Two posts ago, we talked about the issues associated with negativity at work and ways to move beyond it. But there was a glaring elephant in the post I neglected to mention – Gossip! Ok, the truth is that I wanted to give gossip its own post. I think it warrants that.
There is little question the modern workplace is a bastion of gossip. The water cooler is more than just a metaphor for hanging out and not actually getting work done. Gossip has hit the places I work in ways that have truly opened my eyes to how we choose to communicate with each other and about each other.
While teaching English in France, I heard the teachers gossiping about the students and their families. Long before yoga became a daily practice for me (though I had already started practicing), those days in the teachers’ lounge were painful. While working at another job, I was struck by the amount of gossip that permeated the office. It was painful to hear and even more painful that I found myself getting caught up in it.
I have found it very, very difficult to escape the gossip mill anywhere in life. It is an easy way to connect with people – to talk about mutual people we know or to whine about someone who has harmed us. But gossip is harmful to us. It brings negative emotions to the front of our consciousness, and for me, it always leaves a nasty feeling in the air.

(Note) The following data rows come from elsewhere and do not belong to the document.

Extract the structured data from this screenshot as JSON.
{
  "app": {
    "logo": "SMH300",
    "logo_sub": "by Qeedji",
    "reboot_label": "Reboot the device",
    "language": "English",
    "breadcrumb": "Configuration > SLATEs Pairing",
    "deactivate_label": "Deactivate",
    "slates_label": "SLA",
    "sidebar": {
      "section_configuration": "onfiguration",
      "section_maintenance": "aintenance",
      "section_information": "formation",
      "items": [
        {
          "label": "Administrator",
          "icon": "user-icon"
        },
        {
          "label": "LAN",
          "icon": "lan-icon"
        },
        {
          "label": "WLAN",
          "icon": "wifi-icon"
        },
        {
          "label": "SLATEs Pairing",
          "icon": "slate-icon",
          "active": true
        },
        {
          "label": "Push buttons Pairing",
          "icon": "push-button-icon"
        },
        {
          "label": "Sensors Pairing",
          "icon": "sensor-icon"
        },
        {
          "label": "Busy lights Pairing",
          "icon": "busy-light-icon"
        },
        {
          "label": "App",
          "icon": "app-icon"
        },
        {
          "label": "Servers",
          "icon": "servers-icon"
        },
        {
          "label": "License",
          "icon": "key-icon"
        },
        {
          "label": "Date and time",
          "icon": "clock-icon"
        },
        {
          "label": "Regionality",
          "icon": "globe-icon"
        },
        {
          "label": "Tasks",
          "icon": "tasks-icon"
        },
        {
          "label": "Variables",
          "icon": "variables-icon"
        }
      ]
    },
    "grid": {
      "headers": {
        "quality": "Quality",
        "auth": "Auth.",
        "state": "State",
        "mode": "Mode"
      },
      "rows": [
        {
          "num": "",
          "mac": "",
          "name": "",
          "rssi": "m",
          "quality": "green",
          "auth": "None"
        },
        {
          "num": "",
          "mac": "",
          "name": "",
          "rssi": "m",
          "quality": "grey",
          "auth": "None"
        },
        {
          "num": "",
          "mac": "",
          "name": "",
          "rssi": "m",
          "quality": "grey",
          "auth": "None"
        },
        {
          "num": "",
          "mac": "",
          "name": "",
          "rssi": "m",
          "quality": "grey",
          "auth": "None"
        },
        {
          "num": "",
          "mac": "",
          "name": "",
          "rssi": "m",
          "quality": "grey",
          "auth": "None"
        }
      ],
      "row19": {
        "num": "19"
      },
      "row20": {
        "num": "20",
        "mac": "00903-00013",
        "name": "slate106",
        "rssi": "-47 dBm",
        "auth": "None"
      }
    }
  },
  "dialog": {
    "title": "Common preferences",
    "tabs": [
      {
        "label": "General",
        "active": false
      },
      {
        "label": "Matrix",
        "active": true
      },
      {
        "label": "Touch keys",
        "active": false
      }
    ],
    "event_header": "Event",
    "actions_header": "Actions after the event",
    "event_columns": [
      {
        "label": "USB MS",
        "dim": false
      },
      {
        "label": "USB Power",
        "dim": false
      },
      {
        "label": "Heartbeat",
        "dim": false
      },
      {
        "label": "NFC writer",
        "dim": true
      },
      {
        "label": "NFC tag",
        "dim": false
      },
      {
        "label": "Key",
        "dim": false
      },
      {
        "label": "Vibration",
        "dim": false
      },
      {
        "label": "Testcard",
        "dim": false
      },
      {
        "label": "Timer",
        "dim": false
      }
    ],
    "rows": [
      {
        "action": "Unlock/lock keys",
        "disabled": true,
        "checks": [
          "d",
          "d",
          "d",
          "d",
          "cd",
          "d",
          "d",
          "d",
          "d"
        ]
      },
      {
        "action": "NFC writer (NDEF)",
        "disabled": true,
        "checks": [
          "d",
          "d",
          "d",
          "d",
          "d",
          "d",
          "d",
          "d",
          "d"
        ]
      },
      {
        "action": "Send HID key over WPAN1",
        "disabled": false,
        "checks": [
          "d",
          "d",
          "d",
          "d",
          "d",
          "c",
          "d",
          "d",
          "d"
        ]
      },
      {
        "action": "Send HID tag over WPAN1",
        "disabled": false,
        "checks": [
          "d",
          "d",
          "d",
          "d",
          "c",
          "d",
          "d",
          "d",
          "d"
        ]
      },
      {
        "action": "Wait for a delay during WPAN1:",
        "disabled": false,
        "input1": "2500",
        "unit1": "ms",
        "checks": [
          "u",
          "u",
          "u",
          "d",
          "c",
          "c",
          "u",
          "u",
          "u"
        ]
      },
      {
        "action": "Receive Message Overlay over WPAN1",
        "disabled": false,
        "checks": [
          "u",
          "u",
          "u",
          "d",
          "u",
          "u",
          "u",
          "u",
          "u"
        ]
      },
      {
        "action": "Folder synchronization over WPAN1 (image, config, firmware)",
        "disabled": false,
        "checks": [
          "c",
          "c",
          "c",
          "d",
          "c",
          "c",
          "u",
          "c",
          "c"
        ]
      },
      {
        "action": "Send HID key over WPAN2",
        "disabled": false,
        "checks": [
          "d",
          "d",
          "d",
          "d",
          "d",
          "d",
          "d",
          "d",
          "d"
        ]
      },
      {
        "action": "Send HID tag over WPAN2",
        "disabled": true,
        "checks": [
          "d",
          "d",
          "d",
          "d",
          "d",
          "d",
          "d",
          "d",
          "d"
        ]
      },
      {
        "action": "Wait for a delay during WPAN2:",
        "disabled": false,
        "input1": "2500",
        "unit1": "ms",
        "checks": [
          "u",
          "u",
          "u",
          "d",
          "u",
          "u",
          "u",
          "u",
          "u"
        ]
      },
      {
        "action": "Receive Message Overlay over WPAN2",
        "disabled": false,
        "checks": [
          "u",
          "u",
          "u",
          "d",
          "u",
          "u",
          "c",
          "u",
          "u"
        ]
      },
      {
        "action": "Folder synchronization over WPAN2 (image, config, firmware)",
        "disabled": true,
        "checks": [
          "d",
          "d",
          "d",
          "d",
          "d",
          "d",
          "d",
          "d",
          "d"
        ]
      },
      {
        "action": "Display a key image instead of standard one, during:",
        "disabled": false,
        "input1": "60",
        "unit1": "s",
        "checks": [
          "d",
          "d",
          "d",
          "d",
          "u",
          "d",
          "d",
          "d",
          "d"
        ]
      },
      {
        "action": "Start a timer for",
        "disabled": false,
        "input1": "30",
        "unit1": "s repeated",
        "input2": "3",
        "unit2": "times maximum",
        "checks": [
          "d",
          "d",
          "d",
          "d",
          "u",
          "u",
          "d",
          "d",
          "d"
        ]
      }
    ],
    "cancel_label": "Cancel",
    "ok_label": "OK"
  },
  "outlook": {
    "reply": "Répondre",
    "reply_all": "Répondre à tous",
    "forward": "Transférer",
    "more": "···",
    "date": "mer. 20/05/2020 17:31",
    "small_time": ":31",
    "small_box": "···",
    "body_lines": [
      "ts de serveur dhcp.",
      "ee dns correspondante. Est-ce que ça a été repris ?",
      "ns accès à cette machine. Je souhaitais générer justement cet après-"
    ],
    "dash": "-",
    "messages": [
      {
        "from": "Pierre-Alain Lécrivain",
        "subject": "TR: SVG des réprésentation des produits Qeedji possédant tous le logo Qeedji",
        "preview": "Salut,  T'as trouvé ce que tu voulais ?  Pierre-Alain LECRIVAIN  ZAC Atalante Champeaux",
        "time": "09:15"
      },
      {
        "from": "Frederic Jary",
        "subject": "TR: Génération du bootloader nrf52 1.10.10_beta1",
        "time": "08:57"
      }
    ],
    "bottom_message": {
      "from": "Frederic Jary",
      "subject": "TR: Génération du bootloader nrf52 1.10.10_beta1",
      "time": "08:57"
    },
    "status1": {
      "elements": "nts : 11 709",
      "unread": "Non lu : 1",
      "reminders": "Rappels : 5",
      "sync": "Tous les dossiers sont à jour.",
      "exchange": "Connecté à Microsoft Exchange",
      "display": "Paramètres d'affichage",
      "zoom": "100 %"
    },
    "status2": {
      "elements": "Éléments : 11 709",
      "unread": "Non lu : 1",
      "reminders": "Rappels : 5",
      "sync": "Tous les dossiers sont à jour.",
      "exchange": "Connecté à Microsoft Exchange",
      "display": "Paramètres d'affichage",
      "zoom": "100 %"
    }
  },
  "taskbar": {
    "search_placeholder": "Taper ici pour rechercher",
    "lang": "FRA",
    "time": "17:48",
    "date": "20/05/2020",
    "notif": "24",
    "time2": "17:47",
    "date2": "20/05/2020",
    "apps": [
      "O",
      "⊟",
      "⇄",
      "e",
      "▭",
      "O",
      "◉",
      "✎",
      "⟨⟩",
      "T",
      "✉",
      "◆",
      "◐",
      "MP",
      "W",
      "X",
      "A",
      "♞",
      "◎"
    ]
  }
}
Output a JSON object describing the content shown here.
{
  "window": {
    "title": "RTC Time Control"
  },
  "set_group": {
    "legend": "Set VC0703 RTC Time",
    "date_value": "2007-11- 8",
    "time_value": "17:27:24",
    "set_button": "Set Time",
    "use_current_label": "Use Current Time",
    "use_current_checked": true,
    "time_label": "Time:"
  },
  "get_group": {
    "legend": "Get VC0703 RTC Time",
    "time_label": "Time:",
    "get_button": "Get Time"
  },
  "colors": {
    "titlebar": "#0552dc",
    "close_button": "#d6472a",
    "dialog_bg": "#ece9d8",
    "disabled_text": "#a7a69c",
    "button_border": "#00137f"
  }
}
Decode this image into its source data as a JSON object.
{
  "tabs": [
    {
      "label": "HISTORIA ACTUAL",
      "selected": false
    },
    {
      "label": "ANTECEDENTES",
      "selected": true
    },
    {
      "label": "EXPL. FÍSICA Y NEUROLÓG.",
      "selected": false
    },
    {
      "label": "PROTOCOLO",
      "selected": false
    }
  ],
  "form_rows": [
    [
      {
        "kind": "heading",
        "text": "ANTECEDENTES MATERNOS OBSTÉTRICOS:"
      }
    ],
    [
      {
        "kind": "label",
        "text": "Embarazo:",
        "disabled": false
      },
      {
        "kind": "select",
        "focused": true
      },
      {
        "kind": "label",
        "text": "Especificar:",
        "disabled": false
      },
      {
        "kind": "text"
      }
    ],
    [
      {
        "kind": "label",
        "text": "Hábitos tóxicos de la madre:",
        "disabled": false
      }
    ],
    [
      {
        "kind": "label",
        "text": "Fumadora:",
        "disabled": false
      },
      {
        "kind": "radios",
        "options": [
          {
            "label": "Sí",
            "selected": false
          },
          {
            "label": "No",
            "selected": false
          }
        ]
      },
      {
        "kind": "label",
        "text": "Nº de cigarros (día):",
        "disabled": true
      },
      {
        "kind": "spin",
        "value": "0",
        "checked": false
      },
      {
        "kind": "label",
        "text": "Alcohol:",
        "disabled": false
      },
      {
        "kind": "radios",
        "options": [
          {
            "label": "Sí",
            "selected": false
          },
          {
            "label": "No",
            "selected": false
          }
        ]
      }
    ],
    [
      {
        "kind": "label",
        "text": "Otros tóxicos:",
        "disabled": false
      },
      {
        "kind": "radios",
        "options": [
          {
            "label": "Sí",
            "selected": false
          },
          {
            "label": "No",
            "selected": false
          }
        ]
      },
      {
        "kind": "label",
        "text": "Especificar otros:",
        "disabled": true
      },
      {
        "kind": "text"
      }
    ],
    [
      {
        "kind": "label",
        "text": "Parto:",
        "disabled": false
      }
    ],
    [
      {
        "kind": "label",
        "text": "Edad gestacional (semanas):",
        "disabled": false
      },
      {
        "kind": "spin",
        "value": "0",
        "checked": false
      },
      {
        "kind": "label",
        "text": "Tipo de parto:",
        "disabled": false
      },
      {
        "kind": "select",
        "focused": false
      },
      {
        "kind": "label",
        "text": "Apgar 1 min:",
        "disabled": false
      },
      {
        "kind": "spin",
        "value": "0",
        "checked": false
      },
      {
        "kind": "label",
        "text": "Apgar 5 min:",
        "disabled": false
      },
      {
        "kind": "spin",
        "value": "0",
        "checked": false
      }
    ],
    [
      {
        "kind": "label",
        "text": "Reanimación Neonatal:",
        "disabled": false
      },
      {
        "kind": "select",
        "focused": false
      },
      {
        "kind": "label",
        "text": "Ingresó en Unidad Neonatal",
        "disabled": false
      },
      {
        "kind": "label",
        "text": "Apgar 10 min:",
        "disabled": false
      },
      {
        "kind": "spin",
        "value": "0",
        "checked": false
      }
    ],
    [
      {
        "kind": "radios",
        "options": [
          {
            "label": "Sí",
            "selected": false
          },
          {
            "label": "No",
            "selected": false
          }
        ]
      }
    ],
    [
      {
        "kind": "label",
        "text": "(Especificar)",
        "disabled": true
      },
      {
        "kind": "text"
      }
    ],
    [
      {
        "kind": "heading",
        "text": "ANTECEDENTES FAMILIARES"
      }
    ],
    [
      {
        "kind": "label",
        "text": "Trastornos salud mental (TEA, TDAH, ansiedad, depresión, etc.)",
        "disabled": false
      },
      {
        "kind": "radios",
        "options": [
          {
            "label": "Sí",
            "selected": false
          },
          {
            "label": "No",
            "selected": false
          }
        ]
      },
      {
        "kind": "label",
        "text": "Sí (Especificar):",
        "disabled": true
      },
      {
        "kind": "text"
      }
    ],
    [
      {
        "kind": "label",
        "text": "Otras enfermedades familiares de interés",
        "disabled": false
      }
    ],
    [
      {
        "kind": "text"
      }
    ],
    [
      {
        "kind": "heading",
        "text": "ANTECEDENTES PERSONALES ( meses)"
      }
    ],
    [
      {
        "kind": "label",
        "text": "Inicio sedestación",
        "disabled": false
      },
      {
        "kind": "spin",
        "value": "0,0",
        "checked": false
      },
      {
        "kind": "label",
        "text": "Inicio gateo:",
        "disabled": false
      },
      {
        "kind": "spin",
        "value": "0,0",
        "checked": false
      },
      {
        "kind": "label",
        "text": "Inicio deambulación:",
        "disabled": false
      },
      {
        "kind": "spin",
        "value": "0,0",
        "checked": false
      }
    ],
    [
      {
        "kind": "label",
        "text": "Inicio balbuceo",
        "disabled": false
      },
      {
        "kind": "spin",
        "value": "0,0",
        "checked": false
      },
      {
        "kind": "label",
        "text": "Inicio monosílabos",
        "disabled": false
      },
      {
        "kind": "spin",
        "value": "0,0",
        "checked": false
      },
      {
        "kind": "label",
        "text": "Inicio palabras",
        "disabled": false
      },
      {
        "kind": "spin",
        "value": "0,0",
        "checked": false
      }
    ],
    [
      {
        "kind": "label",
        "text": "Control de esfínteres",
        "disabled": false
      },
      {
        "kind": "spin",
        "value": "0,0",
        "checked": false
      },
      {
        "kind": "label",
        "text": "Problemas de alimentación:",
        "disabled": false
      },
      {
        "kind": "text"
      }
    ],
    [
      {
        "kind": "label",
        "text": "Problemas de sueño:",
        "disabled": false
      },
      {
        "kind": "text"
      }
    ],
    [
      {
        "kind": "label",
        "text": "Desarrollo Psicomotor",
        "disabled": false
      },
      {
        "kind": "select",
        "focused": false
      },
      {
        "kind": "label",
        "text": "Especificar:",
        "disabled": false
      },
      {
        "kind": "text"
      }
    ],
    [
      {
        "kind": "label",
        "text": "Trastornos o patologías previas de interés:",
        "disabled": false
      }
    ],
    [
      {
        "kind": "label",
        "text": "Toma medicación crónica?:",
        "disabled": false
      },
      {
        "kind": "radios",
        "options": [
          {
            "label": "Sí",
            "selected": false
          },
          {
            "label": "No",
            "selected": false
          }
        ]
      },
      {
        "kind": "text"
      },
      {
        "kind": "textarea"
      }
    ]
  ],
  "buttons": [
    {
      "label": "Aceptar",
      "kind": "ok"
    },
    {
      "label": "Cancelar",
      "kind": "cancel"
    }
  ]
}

And yet we continue to gossip despite the plethora of teachings “against” it. As kids we are told, “if you cannot say something nice, do not say anything at all.” The Golden Rule teaches us to “treat other people as you would like to be treated.” These are great ways to think about gossip, but perhaps we need something more specific.
Sri Sathya Sai Baba tells us to ask three questions before we speak, “Is it true? Is it necessary? Is it kind?” This is a general teaching about speaking, but it is especially important when talking about other people. First, so much of what we repeat is what we hear from others, and we cannot verify whether it is true. Lawyers, especially, must think about hearsay and whether a statement is reliable. We should, at the very least, consider that when speaking about other people.
The second question is, “is it necessary?” Something we say about someone may be true, but it may not be necessary to share with others. I do not need to tell everyone everything that happens between another person and myself. It probably will not solve anything, and it could just make me more upset. And finally, we should ask ourselves, “is it kind?” This gets back to the two teachings above, if we have nothing nice to say, or if we are treating someone less kindly than we would want them to treat us, we probably should say nothing.
This is not easy to do. In fact, we live in a world where gossip penetrates every aspect of our lives. We live in a world where every mis-statement made by a politician is reported for days, and often the statements are taken out of context and made to sound worse than they really were. We live in a world where People magazine and the National Enquirer are million (billion, perhaps?) dollar industries existing solely on gossip about people most of us have never met.
Gossip can only occur because we think the person about whom we are speaking is somehow different than us, and we can say something about them without affecting ourselves. Gossip happens in the moment and is rarely factually complete. By the time the story reaches a point where the facts are known, it has left our attention. It is a reaction to a moment in time that disappears when something more interesting comes along. But its effects on our consciousness remain, and like everything else in life, they get stuck in us until we let them go.
Yoga is about reflecting before reacting. We learn to ask ourselves if something hurts before we do it, and if it does, we find a better way. In that sense, yoga is the perfect opportunity to break free of gossip. Instead of reacting to the partial facts, we can stop and reflect and ask ourselves the pertinent questions – is it true, is it necessary, is it kind? We can have a yogic response to the gossip we hear as well as the gossip we may wish to speak.
If the answer to those questions is no, and we still speak it, how are we harming ourselves. How does gossip affect our beings? How does it affect the person about whom we are speaking? What if we only listen but do not partake? In all of those scenarios, negativity breeds negativity. In other words gossip only harms everyone involved.
I wish I could tell the world I have broken free of the gossip hold. I have not. But more and more I am conscious of the effect my words have on others and myself. It is a first step – a small one, but a first one. Do you notice yourself getting caught up in gossip? What do you do when you notice that happening? Are you willing to walk away? Are you willing to change the conversation? How has gossip affected you?